There are at least two ways that an agreement among researchers on this seems useful:
1. Labs could then attempt to build non-lethal non-AGI 'toy' systems which demonstrate the agreed-upon properties. If a sufficiently powerful AI system will be lethal to humans, this work could potentially prove it before such a system is built.
2. If it turns out there is a need to completely shut down AI development, the only way this will happen is with government help. We would likely need a consensus opinion that we are in the process of building a system lethal to humans if we want to compel governments to shut it all down.
Building this kind of a consensus takes time and I think we should start trying now!
I wrote in a previous post that I would like to prepare governments for responding quickly and decisively to AGI warning shots. A consensus on this question would both clarify what those warning shots might look like, and give us a better chance of noticing them before it's too late if alignment is failing catastrophically.
I agree that getting a consensus about "in what situation does everyone agree to STOP" is a good idea.
I also think this has downsides, such as "everyone will continue uninterrupted until then" and "maybe the criteria won't be well defined enough or something" or "that's just one final safety to rely on". Still, with the disclaimer that I didn't think about this enough to decide on it as a world policy, I agree
I definitely think "that's just one final safety to rely on" applies to this suggestion. I hope we do a lot more than this!
Excellent suggestion. I think the main benefit of asking your question of leading AI researchers ('What properties would a hypothetical AI system need to demonstrate for you to agree that we should completely halt AI development?') would be that many of them would say 'There are no AI properties that would make me advocate for halting AI development'. (For example, I can't imagine Yann LeCun or any hard-core AI accelerationists arguing for a halt, under almost any conditions, given their recent rhetoric on Twitter.)
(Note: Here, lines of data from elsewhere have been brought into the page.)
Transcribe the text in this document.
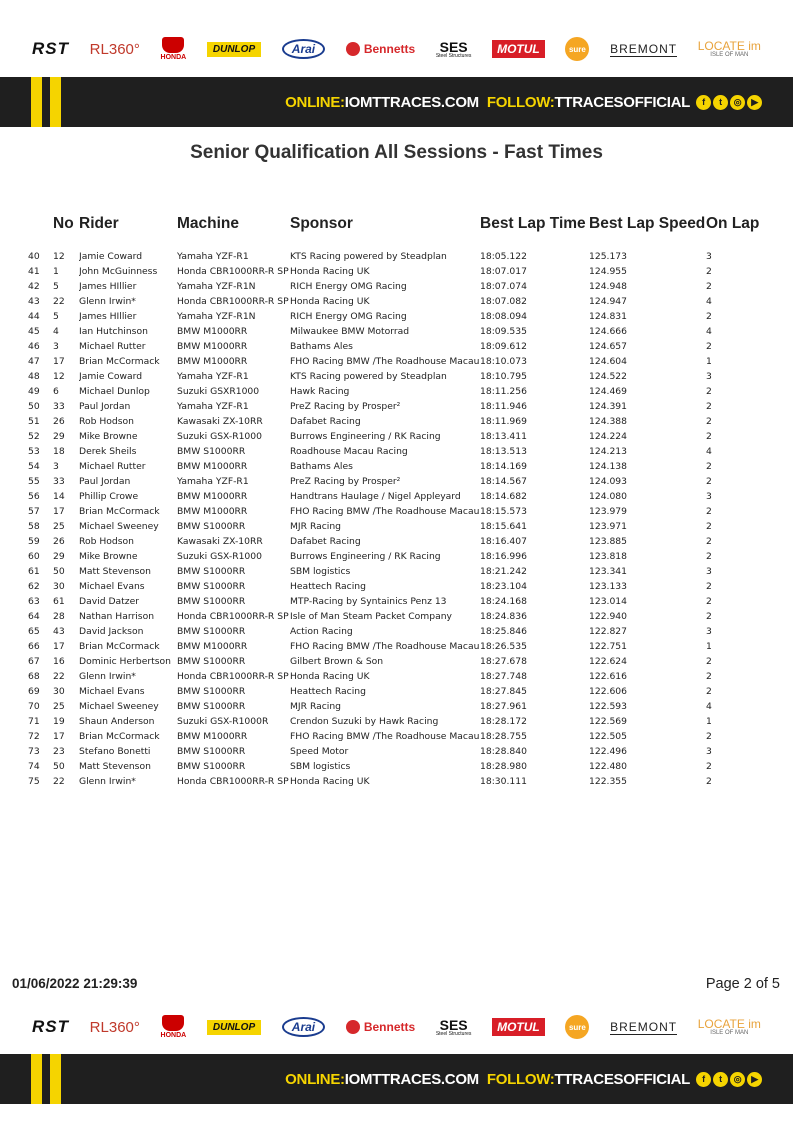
RST RL360°	HONDA
DUNLOP	Arai	Bennetts SES
Steel Structures MOTUL	sure BREMONT LOCATE im
ISLE OF MAN
ONLINE: IOMTTRACES.COM FOLLOW: TTRACESOFFICIAL	f	t	◎	▶
Senior Qualification All Sessions - Fast Times
	No	Rider	Machine	Sponsor	Best Lap Time	Best Lap Speed	On Lap
40	12	Jamie Coward	Yamaha YZF-R1	KTS Racing powered by Steadplan	18:05.122	125.173	3
41	1	John McGuinness	Honda CBR1000RR-R SP	Honda Racing UK	18:07.017	124.955	2
42	5	James HIllier	Yamaha YZF-R1N	RICH Energy OMG Racing	18:07.074	124.948	2
43	22	Glenn Irwin*	Honda CBR1000RR-R SP	Honda Racing UK	18:07.082	124.947	4
44	5	James HIllier	Yamaha YZF-R1N	RICH Energy OMG Racing	18:08.094	124.831	2
45	4	Ian Hutchinson	BMW M1000RR	Milwaukee BMW Motorrad	18:09.535	124.666	4
46	3	Michael Rutter	BMW M1000RR	Bathams Ales	18:09.612	124.657	2
47	17	Brian McCormack	BMW M1000RR	FHO Racing BMW /The Roadhouse Macau	18:10.073	124.604	1
48	12	Jamie Coward	Yamaha YZF-R1	KTS Racing powered by Steadplan	18:10.795	124.522	3
49	6	Michael Dunlop	Suzuki GSXR1000	Hawk Racing	18:11.256	124.469	2
50	33	Paul Jordan	Yamaha YZF-R1	PreZ Racing by Prosper²	18:11.946	124.391	2
51	26	Rob Hodson	Kawasaki ZX-10RR	Dafabet Racing	18:11.969	124.388	2
52	29	Mike Browne	Suzuki GSX-R1000	Burrows Engineering / RK Racing	18:13.411	124.224	2
53	18	Derek Sheils	BMW S1000RR	Roadhouse Macau Racing	18:13.513	124.213	4
54	3	Michael Rutter	BMW M1000RR	Bathams Ales	18:14.169	124.138	2
55	33	Paul Jordan	Yamaha YZF-R1	PreZ Racing by Prosper²	18:14.567	124.093	2
56	14	Phillip Crowe	BMW M1000RR	Handtrans Haulage / Nigel Appleyard	18:14.682	124.080	3
57	17	Brian McCormack	BMW M1000RR	FHO Racing BMW /The Roadhouse Macau	18:15.573	123.979	2
58	25	Michael Sweeney	BMW S1000RR	MJR Racing	18:15.641	123.971	2
59	26	Rob Hodson	Kawasaki ZX-10RR	Dafabet Racing	18:16.407	123.885	2
60	29	Mike Browne	Suzuki GSX-R1000	Burrows Engineering / RK Racing	18:16.996	123.818	2
61	50	Matt Stevenson	BMW S1000RR	SBM logistics	18:21.242	123.341	3
62	30	Michael Evans	BMW S1000RR	Heattech Racing	18:23.104	123.133	2
63	61	David Datzer	BMW S1000RR	MTP-Racing by Syntainics Penz 13	18:24.168	123.014	2
64	28	Nathan Harrison	Honda CBR1000RR-R SP	Isle of Man Steam Packet Company	18:24.836	122.940	2
65	43	David Jackson	BMW S1000RR	Action Racing	18:25.846	122.827	3
66	17	Brian McCormack	BMW M1000RR	FHO Racing BMW /The Roadhouse Macau	18:26.535	122.751	1
67	16	Dominic Herbertson	BMW S1000RR	Gilbert Brown & Son	18:27.678	122.624	2
68	22	Glenn Irwin*	Honda CBR1000RR-R SP	Honda Racing UK	18:27.748	122.616	2
69	30	Michael Evans	BMW S1000RR	Heattech Racing	18:27.845	122.606	2
70	25	Michael Sweeney	BMW S1000RR	MJR Racing	18:27.961	122.593	4
71	19	Shaun Anderson	Suzuki GSX-R1000R	Crendon Suzuki by Hawk Racing	18:28.172	122.569	1
72	17	Brian McCormack	BMW M1000RR	FHO Racing BMW /The Roadhouse Macau	18:28.755	122.505	2
73	23	Stefano Bonetti	BMW S1000RR	Speed Motor	18:28.840	122.496	3
74	50	Matt Stevenson	BMW S1000RR	SBM logistics	18:28.980	122.480	2
75	22	Glenn Irwin*	Honda CBR1000RR-R SP	Honda Racing UK	18:30.111	122.355	2
01/06/2022 21:29:39	Page 2 of 5
RST RL360°	HONDA
DUNLOP	Arai	Bennetts SES
Steel Structures MOTUL	sure BREMONT LOCATE im
ISLE OF MAN
ONLINE: IOMTTRACES.COM FOLLOW: TTRACESOFFICIAL	f	t	◎	▶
It would be valuable for ordinary citizens to see such responses, because it would clarify for them that, for many AI advocates, the AI itself is the goal, and any impacts on humanity are considered trivial, tangential, or transient. In other words, the AI accelerationists would reveal themselves as ideologues who view humanity as a disposable bridge to superintelligence, and ordinary folks would be horrified, and galvanized to advocate for stronger pauses and/or halts earlier.